Simon N. Chandler-Wilde, David P. Hewett

We consider time-harmonic acoustic scattering by planar sound-soft (Dirichlet) and sound-hard (Neumann) screens. In contrast to previous studies, in which the domain occupied by the screen is assumed to be Lipschitz or smoother, we consider screens occupying an arbitrary bounded open set in the plane. Thus our study includes cases where the closure of the domain occupied by the screen has larger planar Lebesgue measure than the screen, as can happen, for example, when the screen has a fractal boundary. We show how to formulate well-posed boundary value problems for such scattering problems, our arguments depending on results on the coercivity of the acoustic single-layer and hypersingular boundary integral operators, and on properties of Sobolev spaces on general open sets which appear to be new. Our analysis teases out the explicit wavenumber dependence of the continuity and coercivity constants of the boundary integral operators, viewed as mappings between fractional Sobolev spaces, this in part extending previous results of Ha-Duong. We also consider the complementary problem of propagation through a bounded aperture in an infinite planar screen.

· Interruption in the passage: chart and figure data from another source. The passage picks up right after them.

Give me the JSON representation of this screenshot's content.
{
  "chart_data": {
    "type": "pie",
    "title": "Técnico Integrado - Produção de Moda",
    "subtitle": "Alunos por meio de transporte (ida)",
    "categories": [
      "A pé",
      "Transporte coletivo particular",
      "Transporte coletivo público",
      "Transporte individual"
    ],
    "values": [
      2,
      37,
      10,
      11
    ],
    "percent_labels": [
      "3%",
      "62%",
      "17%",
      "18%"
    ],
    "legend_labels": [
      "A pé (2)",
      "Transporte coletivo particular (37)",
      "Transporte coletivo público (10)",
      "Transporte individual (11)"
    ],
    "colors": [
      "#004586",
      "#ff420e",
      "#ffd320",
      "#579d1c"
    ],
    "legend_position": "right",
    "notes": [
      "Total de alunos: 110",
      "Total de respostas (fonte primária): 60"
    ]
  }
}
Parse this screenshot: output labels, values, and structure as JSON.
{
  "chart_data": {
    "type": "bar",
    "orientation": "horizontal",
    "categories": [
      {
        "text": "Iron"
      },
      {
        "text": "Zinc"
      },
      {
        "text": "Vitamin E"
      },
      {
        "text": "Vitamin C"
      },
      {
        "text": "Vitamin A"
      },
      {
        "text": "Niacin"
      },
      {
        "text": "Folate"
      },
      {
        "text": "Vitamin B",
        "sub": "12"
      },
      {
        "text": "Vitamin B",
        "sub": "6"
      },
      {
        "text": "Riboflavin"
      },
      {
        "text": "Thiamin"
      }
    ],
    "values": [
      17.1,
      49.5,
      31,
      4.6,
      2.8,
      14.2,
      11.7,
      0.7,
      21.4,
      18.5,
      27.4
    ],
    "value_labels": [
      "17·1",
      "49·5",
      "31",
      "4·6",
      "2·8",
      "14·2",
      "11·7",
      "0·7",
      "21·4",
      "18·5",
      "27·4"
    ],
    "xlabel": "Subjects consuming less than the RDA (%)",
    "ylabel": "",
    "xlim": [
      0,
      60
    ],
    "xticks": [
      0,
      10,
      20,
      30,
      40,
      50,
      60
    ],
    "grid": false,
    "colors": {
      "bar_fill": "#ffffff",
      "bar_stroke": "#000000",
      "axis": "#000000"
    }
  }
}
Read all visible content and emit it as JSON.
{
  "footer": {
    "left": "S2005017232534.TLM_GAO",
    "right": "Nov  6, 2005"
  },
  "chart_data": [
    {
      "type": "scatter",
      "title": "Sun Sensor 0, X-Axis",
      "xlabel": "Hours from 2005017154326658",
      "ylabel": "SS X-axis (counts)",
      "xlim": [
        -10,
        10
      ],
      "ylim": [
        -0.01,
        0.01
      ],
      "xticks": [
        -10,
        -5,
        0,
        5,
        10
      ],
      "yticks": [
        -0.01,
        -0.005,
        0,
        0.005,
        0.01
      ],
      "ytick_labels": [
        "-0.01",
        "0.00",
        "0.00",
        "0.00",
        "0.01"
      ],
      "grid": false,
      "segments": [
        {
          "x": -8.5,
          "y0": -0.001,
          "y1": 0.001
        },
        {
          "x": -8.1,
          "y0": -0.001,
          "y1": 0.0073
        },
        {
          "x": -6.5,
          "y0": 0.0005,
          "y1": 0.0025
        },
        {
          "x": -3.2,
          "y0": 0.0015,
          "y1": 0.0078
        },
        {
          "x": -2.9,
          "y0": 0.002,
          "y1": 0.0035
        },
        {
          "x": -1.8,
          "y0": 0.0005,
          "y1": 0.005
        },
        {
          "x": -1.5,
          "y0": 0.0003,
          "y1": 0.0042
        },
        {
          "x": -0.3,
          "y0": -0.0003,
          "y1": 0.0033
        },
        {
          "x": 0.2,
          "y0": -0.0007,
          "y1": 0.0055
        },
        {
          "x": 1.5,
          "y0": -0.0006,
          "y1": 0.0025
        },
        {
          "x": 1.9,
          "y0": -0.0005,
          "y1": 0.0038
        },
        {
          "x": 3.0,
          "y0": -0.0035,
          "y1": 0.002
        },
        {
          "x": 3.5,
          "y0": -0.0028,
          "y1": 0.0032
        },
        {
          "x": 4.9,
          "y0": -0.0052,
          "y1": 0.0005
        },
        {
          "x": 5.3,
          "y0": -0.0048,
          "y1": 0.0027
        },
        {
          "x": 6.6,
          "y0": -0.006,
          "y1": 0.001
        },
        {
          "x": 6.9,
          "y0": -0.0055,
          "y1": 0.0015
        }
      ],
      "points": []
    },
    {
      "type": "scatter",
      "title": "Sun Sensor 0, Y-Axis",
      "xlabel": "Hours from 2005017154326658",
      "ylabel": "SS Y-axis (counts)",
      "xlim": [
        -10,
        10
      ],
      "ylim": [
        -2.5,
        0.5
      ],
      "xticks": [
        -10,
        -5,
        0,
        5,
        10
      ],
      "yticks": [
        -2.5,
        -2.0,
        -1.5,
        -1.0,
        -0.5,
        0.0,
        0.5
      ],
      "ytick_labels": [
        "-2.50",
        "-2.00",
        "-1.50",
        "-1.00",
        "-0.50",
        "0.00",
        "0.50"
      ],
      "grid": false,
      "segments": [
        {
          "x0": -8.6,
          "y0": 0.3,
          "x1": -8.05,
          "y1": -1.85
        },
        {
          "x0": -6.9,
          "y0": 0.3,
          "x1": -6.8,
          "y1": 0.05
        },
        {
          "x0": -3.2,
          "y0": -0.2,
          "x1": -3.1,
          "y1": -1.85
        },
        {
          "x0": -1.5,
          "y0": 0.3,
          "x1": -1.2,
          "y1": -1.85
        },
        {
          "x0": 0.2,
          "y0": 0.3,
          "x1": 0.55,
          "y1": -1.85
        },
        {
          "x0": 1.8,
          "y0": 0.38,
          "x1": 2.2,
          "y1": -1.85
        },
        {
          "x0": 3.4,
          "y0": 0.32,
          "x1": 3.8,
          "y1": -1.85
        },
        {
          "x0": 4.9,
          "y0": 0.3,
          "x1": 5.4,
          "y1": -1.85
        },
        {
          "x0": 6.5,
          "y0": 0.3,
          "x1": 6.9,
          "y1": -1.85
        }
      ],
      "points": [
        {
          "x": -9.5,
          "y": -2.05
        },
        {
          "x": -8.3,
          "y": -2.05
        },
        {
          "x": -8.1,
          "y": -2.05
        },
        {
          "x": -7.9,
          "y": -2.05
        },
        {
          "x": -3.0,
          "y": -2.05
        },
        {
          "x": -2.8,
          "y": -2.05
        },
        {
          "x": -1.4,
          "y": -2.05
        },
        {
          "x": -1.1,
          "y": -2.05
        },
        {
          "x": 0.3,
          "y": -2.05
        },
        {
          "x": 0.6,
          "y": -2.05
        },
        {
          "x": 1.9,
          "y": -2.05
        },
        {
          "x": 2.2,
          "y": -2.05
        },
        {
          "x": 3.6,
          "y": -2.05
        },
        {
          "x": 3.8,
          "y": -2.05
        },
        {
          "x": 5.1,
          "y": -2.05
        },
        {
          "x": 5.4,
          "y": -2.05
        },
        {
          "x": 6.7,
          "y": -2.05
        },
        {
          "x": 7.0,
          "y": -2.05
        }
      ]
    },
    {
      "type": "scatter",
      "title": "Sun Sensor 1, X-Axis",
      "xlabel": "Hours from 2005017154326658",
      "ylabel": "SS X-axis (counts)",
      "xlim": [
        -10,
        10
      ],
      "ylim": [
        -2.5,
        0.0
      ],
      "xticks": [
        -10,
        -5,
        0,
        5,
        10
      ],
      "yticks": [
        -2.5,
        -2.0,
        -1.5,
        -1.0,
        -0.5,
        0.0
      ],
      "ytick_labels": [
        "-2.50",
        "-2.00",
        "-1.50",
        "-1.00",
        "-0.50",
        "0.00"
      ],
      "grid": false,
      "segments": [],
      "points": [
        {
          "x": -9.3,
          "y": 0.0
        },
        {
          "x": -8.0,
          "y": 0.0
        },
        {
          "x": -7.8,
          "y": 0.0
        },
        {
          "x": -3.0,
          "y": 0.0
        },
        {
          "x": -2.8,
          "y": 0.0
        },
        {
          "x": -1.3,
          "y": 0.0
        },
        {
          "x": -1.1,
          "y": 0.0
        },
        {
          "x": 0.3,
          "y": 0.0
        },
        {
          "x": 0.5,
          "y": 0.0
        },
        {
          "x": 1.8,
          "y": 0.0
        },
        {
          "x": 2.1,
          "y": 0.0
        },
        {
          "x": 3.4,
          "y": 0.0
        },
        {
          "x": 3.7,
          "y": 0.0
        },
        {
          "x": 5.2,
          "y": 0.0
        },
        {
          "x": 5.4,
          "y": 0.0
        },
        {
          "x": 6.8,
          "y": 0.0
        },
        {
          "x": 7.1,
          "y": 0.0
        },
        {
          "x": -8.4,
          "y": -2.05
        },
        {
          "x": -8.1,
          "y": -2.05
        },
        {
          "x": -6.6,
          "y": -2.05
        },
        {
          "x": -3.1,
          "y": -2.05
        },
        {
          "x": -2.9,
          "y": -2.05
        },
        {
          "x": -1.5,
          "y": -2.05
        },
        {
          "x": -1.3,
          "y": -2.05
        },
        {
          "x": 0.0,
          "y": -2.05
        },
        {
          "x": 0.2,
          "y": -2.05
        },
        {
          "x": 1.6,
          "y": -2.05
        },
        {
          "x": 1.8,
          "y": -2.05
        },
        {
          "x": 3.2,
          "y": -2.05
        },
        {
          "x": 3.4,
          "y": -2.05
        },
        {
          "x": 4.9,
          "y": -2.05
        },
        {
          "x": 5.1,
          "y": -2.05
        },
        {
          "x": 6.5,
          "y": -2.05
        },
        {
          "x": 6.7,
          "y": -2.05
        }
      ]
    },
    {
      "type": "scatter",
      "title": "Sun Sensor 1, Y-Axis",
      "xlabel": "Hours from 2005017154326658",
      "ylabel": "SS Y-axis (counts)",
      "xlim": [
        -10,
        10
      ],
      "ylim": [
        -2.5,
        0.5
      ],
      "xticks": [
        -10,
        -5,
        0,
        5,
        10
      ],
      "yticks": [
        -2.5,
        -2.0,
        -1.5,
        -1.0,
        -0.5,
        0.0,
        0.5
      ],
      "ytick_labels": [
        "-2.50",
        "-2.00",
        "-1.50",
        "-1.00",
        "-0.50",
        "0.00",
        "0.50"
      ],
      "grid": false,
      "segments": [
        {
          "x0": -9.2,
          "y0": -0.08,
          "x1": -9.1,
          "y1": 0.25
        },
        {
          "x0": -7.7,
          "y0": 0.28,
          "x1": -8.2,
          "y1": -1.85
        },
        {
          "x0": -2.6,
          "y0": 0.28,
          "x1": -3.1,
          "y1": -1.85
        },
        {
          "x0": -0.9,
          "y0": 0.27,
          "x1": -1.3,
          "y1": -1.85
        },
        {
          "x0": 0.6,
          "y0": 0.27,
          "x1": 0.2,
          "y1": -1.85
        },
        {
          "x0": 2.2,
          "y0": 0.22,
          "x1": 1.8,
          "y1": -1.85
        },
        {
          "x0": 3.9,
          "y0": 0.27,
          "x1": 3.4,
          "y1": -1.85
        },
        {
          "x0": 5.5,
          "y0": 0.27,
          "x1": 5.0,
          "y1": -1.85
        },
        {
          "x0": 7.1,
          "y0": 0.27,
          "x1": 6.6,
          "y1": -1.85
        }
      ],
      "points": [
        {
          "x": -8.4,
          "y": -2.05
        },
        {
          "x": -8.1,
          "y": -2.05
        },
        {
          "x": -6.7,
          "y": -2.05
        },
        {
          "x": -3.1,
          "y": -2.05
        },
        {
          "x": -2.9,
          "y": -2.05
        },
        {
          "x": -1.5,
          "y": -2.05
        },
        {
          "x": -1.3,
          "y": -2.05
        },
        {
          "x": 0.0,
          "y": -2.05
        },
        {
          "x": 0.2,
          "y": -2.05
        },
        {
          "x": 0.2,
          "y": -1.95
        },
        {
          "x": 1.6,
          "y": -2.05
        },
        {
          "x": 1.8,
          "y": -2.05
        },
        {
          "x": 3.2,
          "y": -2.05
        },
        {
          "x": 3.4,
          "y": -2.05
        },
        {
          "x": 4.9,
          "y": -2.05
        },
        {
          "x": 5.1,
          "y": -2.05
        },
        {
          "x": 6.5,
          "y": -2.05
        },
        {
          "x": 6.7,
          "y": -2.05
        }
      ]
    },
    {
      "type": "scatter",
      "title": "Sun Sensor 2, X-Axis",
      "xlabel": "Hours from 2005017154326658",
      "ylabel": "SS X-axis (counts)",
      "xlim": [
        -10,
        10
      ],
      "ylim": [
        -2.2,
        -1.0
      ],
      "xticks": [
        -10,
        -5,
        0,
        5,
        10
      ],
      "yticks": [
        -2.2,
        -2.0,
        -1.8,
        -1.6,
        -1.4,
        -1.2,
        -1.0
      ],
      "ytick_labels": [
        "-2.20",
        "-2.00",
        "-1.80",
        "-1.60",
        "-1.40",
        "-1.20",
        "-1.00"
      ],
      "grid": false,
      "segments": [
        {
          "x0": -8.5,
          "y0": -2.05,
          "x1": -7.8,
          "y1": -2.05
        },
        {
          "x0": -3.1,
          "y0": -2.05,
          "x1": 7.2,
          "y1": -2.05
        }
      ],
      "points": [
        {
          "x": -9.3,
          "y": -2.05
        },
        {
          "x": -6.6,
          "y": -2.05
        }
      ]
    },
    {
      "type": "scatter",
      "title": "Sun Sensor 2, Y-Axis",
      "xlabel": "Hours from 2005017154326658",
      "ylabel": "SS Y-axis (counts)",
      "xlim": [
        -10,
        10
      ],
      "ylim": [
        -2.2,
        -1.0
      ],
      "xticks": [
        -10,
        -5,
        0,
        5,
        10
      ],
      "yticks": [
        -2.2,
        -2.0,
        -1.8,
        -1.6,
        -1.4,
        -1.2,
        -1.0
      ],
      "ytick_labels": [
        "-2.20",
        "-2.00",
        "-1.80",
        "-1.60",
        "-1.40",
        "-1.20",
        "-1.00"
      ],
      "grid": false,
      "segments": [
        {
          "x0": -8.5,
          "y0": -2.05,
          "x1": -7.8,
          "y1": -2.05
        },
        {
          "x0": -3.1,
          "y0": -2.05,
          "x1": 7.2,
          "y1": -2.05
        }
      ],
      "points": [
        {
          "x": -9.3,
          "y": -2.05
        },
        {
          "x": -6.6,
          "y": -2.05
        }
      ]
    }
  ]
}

Simon N. Chandler-Wilde, Stephen Langdon

We describe some recent advances in the numerical solution of acoustic scattering problems. A major focus of the paper is the efficient solution of high frequency scattering problems via hybrid numerical-asymptotic boundary element methods. We also make connections to the unified transform method due to A.S. Fokas and co-authors, analysing particular instances of this method, proposed by J.A. DeSanto and co-authors, for problems of acoustic scattering by diffraction gratings.